Karlović helped change that. He pivoted the club's recruitment towards developing local South Australian players, handing over a dozen debuts to teenagers with little more than state league experience under their cleats, before becoming the club's inaugural Head of Women's Football.

Adelaide's long-term project to develop local South Australian talent has begun to bear fruit with players such as Chelsie Dawber, Emily Condon and Matilda McNamara part of their history-making group. (Getty Images: Mark Brake)

Now, many of the players he ushered in — Dylan Holmes, Emily Condon, Isobel Hodgson, Matilda McNamara, Chelsie Dawber — are in their early 20s, and this season have taken the club to history-making heights.

Not only did they finish third for the first time, but the football they played to get there was, at times, sublime.

This consistent core, complemented by a handful of internationals, finally clicked. Their football was ruthless, choreographed, filled with style and swagger.

Strikers Fiona Worts and Dawber finished first and second on the Golden Boot ladder, while their defence conceded the third-fewest goals across the league.

Their 8-2 demolition of Brisbane Roar and 3-0 defeat of Victory in their inaugural Pride Games are particularly notable performances, the coalescing of so much work off the field in recent years.

They had every reason to feel confident coming into Sunday's elimination semi-final against a Victory side that had won just one of their past six games.

But finals football is a different beast and, for teams who have been there before, there is a fight-or-flight response that kicks in, willing them forwards even when all stats and predictions suggest the opposite.

And so it did.

But not in the same way its swashbuckling, gasp-inducing predecessor did two nights earlier.
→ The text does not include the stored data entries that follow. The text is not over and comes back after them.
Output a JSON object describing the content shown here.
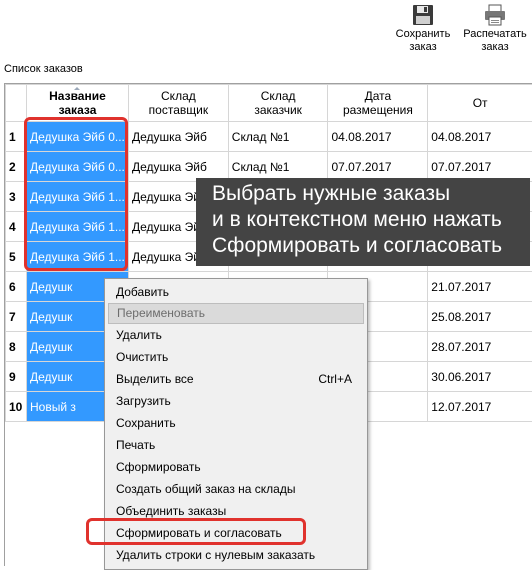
{
  "toolbar": {
    "save_label": "Сохранить\nзаказ",
    "print_label": "Распечатать\nзаказ"
  },
  "orders_label": "Список заказов",
  "table": {
    "headers": [
      "Название\nзаказа",
      "Склад\nпоставщик",
      "Склад\nзаказчик",
      "Дата\nразмещения",
      "От"
    ],
    "rows": [
      {
        "num": "1",
        "name": "Дедушка Эйб 0...",
        "supplier": "Дедушка Эйб",
        "customer": "Склад №1",
        "placed": "04.08.2017",
        "from": "04.08.2017"
      },
      {
        "num": "2",
        "name": "Дедушка Эйб 0...",
        "supplier": "Дедушка Эйб",
        "customer": "Склад №1",
        "placed": "07.07.2017",
        "from": "07.07.2017"
      },
      {
        "num": "3",
        "name": "Дедушка Эйб 1...",
        "supplier": "Дедушка Эйб",
        "customer": "",
        "placed": "",
        "from": ""
      },
      {
        "num": "4",
        "name": "Дедушка Эйб 1...",
        "supplier": "Дедушка Эйб",
        "customer": "",
        "placed": "",
        "from": ""
      },
      {
        "num": "5",
        "name": "Дедушка Эйб 1...",
        "supplier": "Дедушка Эйб",
        "customer": "",
        "placed": "",
        "from": ""
      },
      {
        "num": "6",
        "name": "Дедушк",
        "supplier": "",
        "customer": "",
        "placed": "17",
        "from": "21.07.2017"
      },
      {
        "num": "7",
        "name": "Дедушк",
        "supplier": "",
        "customer": "",
        "placed": "17",
        "from": "25.08.2017"
      },
      {
        "num": "8",
        "name": "Дедушк",
        "supplier": "",
        "customer": "",
        "placed": "17",
        "from": "28.07.2017"
      },
      {
        "num": "9",
        "name": "Дедушк",
        "supplier": "",
        "customer": "",
        "placed": "17",
        "from": "30.06.2017"
      },
      {
        "num": "10",
        "name": "Новый з",
        "supplier": "",
        "customer": "",
        "placed": "",
        "from": "12.07.2017"
      }
    ]
  },
  "callout": {
    "lines": [
      "Выбрать нужные заказы",
      "и в контекстном меню нажать",
      "Сформировать и согласовать"
    ]
  },
  "context_menu": {
    "items": [
      {
        "label": "Добавить",
        "shortcut": ""
      },
      {
        "label": "Переименовать",
        "shortcut": "",
        "disabled": true
      },
      {
        "label": "Удалить",
        "shortcut": ""
      },
      {
        "label": "Очистить",
        "shortcut": ""
      },
      {
        "label": "Выделить все",
        "shortcut": "Ctrl+A"
      },
      {
        "label": "Загрузить",
        "shortcut": ""
      },
      {
        "label": "Сохранить",
        "shortcut": ""
      },
      {
        "label": "Печать",
        "shortcut": ""
      },
      {
        "label": "Сформировать",
        "shortcut": ""
      },
      {
        "label": "Создать общий заказ на склады",
        "shortcut": ""
      },
      {
        "label": "Объединить заказы",
        "shortcut": ""
      },
      {
        "label": "Сформировать и согласовать",
        "shortcut": ""
      },
      {
        "label": "Удалить строки с нулевым заказать",
        "shortcut": ""
      }
    ]
  },
  "colors": {
    "selection": "#3399ff",
    "highlight_border": "#e0322d",
    "callout_bg": "#444444",
    "menu_bg": "#f0f0f0"
  },
  "icons": {
    "save": "floppy-disk-icon",
    "print": "printer-icon"
  }
}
There were moments when it threatened to teeter into classic territory, like when Adelaide midfielder Nanako Sasaki scored a goal-of-the-season free kick to equalise in the first half.

But it was, for the most part, a slower burn, a reminder that for every match filled with heart-racing, fist-clenching drama, there is another that is largely an exercise in persistence, in grit, in an almost stubborn refusal to give in.

And so Adelaide's fairytale season came to an end, not with a bang but with a Melina Ayres volley at the far post.

The rest of the match, as the broadcast commentator said, was "a masterclass in winding the clock down".

It was where the weathered experience of this Victory team — encapsulated in players such as Chidiac, Privitelli, Ayres, Amy Jackson and Casey Dumont — triumphed over the energetic naivety of an Adelaide team who had never reached this stage before, but who now know what this is like and, perhaps more importantly, what it takes.

After such a tumultuous season, it is fitting that the teams who succeed are the ones that simply refuse to give up. (Getty Images: Albert Perez)

Sometimes it takes great football. But most of the time, what it takes is what was captured in that 92nd minute sprint from Chidiac.

That is the stuff that sport is made from: the decision to keep going, to endure, to outlast. It may not be glamorous, but it is necessary, and teaches us more about the players than about the game. You learn that, sometimes, it is simply down to who can survive.

And, in an A-League Women season as difficult and wearying as this one, maybe that is a virtue worth celebrating all the same.